Tolovae Leau has no intention to relocate to higher grounds even if it means jeopardizing the safety of his family and his children.
Leau and his family barely survived Cyclone Evans floods five years ago.
And learning from that life threatening experience, the fire and rescue officer with the Fire and Emergency Services Authority (F.E.S.A.) has rebuilt his totaled home elevating it by ten feet.
So when Cyclone Gita invaded Samoa last week, Leau’s brand new brick house withstood the first test.
And it has reaffirmed his conviction that despite living in a vulnerable area prone to the mercy of climate change he will stay tight.
“I will take full responsibility,” he says. “This is our home. It’s where we were born and raised by our parents and their parents.”
He acknowledges the government’s concerns for their safety as illustrated by the new Vaisigano River wall under construction to minimize flooding in his neighborhood behind the Congregational Christian Church of Samoa in Apia.
“Government is not to be blamed because it’s a natural disaster and we were all aware of the consequences having stayed put to await what Gita would bring.”

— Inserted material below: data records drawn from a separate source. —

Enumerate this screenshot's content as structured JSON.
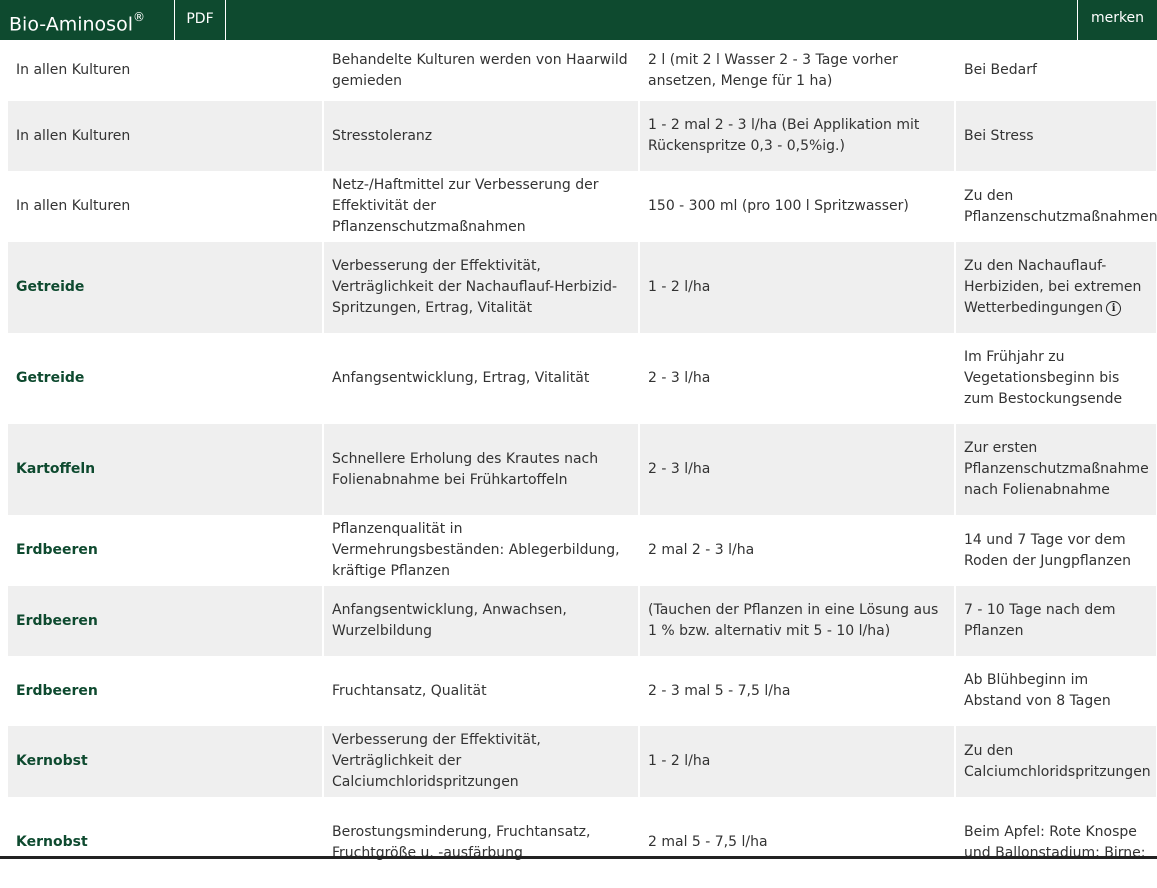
{
  "header": {
    "title": "Bio-Aminosol",
    "title_mark": "®",
    "pdf_label": "PDF",
    "merken_label": "merken"
  },
  "rows": [
    {
      "crop": "In allen Kulturen",
      "crop_bold": false,
      "purpose": "Behandelte Kulturen werden von Haarwild gemieden",
      "dose": "2 l (mit 2 l Wasser 2 - 3 Tage vorher ansetzen, Menge für 1 ha)",
      "timing": "Bei Bedarf",
      "shaded": false,
      "height": 61
    },
    {
      "crop": "In allen Kulturen",
      "crop_bold": false,
      "purpose": "Stresstoleranz",
      "dose": "1 - 2 mal 2 - 3 l/ha (Bei Applikation mit Rückenspritze 0,3 - 0,5%ig.)",
      "timing": "Bei Stress",
      "shaded": true,
      "height": 70
    },
    {
      "crop": "In allen Kulturen",
      "crop_bold": false,
      "purpose": "Netz-/Haftmittel zur Verbesserung der Effektivität der Pflanzenschutzmaßnahmen",
      "dose": "150 - 300 ml (pro 100 l Spritzwasser)",
      "timing": "Zu den Pflanzenschutzmaßnahmen",
      "shaded": false,
      "height": 70
    },
    {
      "crop": "Getreide",
      "crop_bold": true,
      "purpose": "Verbesserung der Effektivität, Verträglichkeit der Nachauflauf-Herbizid-Spritzungen, Ertrag, Vitalität",
      "dose": "1 - 2 l/ha",
      "timing": "Zu den Nachauflauf-Herbiziden, bei extremen Wetterbedingungen",
      "info_icon": "i",
      "shaded": true,
      "height": 91
    },
    {
      "crop": "Getreide",
      "crop_bold": true,
      "purpose": "Anfangsentwicklung, Ertrag, Vitalität",
      "dose": "2 - 3 l/ha",
      "timing": "Im Frühjahr zu Vegetationsbeginn bis zum Bestockungsende",
      "shaded": false,
      "height": 91
    },
    {
      "crop": "Kartoffeln",
      "crop_bold": true,
      "purpose": "Schnellere Erholung des Krautes nach Folienabnahme bei Frühkartoffeln",
      "dose": "2 - 3 l/ha",
      "timing": "Zur ersten Pflanzenschutzmaßnahme nach Folienabnahme",
      "shaded": true,
      "height": 91
    },
    {
      "crop": "Erdbeeren",
      "crop_bold": true,
      "purpose": "Pflanzenqualität in Vermehrungsbeständen: Ablegerbildung, kräftige Pflanzen",
      "dose": "2 mal 2 - 3 l/ha",
      "timing": "14 und 7 Tage vor dem Roden der Jungpflanzen",
      "shaded": false,
      "height": 70
    },
    {
      "crop": "Erdbeeren",
      "crop_bold": true,
      "purpose": "Anfangsentwicklung, Anwachsen, Wurzelbildung",
      "dose": "(Tauchen der Pflanzen in eine Lösung aus 1 % bzw. alternativ mit 5 - 10 l/ha)",
      "timing": "7 - 10 Tage nach dem Pflanzen",
      "shaded": true,
      "height": 70
    },
    {
      "crop": "Erdbeeren",
      "crop_bold": true,
      "purpose": "Fruchtansatz, Qualität",
      "dose": "2 - 3 mal 5 - 7,5 l/ha",
      "timing": "Ab Blühbeginn im Abstand von 8 Tagen",
      "shaded": false,
      "height": 70
    },
    {
      "crop": "Kernobst",
      "crop_bold": true,
      "purpose": "Verbesserung der Effektivität, Verträglichkeit der Calciumchloridspritzungen",
      "dose": "1 - 2 l/ha",
      "timing": "Zu den Calciumchloridspritzungen",
      "shaded": true,
      "height": 70
    },
    {
      "crop": "Kernobst",
      "crop_bold": true,
      "purpose": "Berostungsminderung, Fruchtansatz, Fruchtgröße u. -ausfärbung",
      "dose": "2 mal 5 - 7,5 l/ha",
      "timing": "Beim Apfel: Rote Knospe und Ballonstadium; Birne:",
      "shaded": false,
      "height": 91
    }
  ],
  "colors": {
    "header_bg": "#0e4a2f",
    "crop_text": "#0e4a2f",
    "row_shade": "#efefef"
  }
}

“Before Gita arrived early Saturday morning, our area was already underwater twice with many of the elderly and young children evacuated to stay with relatives in land and on higher grounds,” the rescue officer continued.
“To say there was no warning is ridiculous.”

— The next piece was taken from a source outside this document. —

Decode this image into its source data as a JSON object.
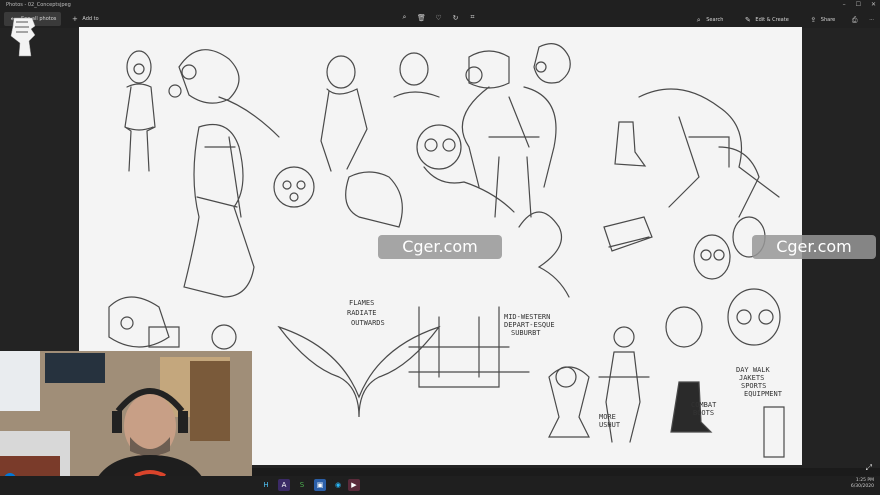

“We stayed behind on our own freewill knowing the consequences. I am thankful to the Father Almighty that no one was killed.”
And he holds the highest of respect for government noting the new wall for Vaisigano River under construction as a climate resilient initiative to minimize flooding in the area.
“The Prime Minister is commended. Despite under fire from his unappreciated critics, Tuilaepa is not fazed from securing funding and assistance for people like us.”
On that note, he calls on the Prime Minister if government would consider the possibility of providing lands on higher grounds for family in low lying areas to relocate to.
“A similar arrangement that government approved for Sogi residents is ideal,” he said.
The Leau’s like many of the residents in low lying areas are fully aware of the risks involved in defying the government pleas to relocate to higher grounds because of their cultural tie to their place of birth and heritage from the ancestors.
But it’s not stopping the Prime Minister from reiterating his call for residents to at least heed the weather advisories at times of bad weather to move to higher grounds.
Tuilaepa is also on the front line calling on the international community for disaster resilience through scaled-up storm recovery efforts, as well as durable partnerships that would help countries like Samoa strengthen capacities to deal with such extreme weather events.
“The word ‘vulnerable’ goes hand-in-hand with the words ‘small island,’” said the Prime Minister. “When we asked our residents ‘why can’t people go to higher ground?’ ‘why can’t people just move somewhere else?’, the reality is that they simply cannot.”